How do salmon find their way back to the river?
After hatching in a freshwater stream, young salmon make a break for the ocean, where they hang out for years, covering thousands of miles before deciding its time to settle down and lay eggs in their natal stream. So how do these fish find their way back to their home river ? According to one theory, it’s all about magnetism.
How do salmon find their way back to the ocean?
Pacific salmon are known to imprint on the chemical signature of their home river. This information helps salmon find their home river once they reach the coast from the open sea. In most cases, chemical cues from rivers are not thought to extend very far out into the ocean.
Then, how do salmon migrate?
Salmon can migrate out to sea to feed for several years before returning to spawn in the same stream, sometimes even the same section of stream, in which they were born. Other homing species probably use similar mechanisms, but few can match such precision.
You should be thinking “Why do salmon cross the ocean?”
According to one theory, it’s all about magnetism. When salmon are young, the theory goes, they imprint on the pattern of the Earth’s magnetic field at the mouth of their native river. Years later, when the salmon head back home to spawn, they home in on that pattern.

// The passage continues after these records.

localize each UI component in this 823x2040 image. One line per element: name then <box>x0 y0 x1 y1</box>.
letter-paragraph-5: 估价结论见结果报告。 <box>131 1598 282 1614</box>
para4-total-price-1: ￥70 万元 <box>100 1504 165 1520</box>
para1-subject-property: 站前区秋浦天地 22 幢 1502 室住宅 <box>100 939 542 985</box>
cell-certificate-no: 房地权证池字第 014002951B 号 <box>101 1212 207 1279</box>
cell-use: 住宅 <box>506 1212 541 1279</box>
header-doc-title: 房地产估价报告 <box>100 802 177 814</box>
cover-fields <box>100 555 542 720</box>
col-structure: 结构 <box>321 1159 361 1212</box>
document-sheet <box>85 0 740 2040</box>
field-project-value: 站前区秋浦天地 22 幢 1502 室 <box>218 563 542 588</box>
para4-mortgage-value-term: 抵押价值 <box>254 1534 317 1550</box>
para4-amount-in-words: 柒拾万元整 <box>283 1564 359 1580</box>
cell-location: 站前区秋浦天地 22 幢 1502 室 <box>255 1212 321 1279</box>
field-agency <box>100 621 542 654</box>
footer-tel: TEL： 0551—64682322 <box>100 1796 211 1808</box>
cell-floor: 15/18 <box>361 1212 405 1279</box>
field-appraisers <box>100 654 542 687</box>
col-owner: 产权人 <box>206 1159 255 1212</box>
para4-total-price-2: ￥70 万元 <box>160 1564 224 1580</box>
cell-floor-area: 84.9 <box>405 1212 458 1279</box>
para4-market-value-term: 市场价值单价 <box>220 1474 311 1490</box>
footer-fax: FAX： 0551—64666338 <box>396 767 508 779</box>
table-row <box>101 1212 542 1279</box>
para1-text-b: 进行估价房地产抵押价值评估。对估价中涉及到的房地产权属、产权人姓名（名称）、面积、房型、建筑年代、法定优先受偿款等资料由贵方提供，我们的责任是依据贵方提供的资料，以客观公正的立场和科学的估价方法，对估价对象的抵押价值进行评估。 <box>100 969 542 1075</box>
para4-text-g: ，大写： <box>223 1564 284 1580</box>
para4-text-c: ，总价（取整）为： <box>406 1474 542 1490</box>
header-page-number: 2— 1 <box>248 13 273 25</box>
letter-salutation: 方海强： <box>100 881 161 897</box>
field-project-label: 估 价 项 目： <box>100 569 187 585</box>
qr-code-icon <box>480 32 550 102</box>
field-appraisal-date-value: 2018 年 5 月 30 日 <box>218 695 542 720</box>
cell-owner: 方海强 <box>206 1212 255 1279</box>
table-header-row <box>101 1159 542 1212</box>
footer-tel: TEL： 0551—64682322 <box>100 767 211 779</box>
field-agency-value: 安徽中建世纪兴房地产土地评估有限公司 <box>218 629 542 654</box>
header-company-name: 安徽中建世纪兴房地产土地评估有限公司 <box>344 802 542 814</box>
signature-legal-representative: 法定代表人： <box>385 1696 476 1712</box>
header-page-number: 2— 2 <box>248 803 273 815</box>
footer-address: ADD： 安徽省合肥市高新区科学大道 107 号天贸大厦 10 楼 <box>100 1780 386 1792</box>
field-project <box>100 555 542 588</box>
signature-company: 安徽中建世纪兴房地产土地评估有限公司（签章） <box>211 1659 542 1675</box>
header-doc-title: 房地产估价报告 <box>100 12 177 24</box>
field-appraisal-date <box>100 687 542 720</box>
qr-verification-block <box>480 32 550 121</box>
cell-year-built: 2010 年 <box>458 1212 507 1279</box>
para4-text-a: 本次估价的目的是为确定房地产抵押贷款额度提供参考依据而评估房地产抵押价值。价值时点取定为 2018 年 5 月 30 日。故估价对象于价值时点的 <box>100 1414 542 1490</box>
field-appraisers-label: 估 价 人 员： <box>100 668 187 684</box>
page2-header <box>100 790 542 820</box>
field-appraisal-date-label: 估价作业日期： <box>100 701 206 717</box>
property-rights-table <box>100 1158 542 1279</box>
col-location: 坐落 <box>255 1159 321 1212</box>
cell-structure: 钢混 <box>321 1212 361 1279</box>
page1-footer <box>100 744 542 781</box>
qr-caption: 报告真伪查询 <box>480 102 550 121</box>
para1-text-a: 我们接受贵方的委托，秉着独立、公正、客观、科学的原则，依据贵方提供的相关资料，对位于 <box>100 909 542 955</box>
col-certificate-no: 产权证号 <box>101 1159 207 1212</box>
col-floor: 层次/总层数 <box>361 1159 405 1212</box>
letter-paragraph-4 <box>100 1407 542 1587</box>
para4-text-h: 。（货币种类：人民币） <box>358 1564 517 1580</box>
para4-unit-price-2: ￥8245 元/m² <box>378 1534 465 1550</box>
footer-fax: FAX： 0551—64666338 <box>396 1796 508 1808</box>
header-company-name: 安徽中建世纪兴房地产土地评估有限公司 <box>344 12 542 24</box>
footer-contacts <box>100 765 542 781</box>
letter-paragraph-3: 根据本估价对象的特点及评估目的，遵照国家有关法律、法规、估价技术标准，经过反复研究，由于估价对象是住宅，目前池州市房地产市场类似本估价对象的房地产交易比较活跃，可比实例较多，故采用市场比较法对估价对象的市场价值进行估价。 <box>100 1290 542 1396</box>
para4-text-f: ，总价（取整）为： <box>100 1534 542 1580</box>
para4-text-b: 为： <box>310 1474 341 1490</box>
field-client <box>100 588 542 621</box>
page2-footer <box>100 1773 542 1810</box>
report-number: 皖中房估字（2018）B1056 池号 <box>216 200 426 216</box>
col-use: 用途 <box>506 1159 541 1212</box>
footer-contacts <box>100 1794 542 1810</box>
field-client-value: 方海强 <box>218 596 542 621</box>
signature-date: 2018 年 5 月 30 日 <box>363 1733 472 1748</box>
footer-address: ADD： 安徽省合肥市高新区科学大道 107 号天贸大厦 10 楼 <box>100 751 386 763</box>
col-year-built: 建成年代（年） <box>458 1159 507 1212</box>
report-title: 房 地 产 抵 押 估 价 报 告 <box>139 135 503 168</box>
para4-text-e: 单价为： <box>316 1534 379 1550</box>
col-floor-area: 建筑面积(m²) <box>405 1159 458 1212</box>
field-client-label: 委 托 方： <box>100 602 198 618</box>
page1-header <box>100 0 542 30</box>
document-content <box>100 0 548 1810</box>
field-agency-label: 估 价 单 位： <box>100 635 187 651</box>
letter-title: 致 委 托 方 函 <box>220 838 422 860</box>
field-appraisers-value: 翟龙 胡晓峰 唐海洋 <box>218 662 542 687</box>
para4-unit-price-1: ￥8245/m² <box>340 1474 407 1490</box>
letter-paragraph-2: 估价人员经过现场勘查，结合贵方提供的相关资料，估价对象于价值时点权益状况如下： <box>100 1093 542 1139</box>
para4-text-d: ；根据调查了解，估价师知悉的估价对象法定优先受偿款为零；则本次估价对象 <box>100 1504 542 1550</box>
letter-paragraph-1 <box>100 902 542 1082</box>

Why do young salmon return to the same stream years later?
One hypothesis states that salmon retain an imprint of the odor of their natal stream as they are migrating downstream. Using this memory of the odor, they are able to return to the same stream years later. Another smell-related hypothesis states that the young salmon release a pheromone as they migrate downstream,.
Before they end up filleted and sautéed on your dinner plate, salmon lead some pretty extraordinary, globe-trotting lives. After hatching in a freshwater stream, young salmon make a break for the ocean, where they hang out for years, covering thousands of miles before deciding its time to settle down and lay eggs in their natal stream.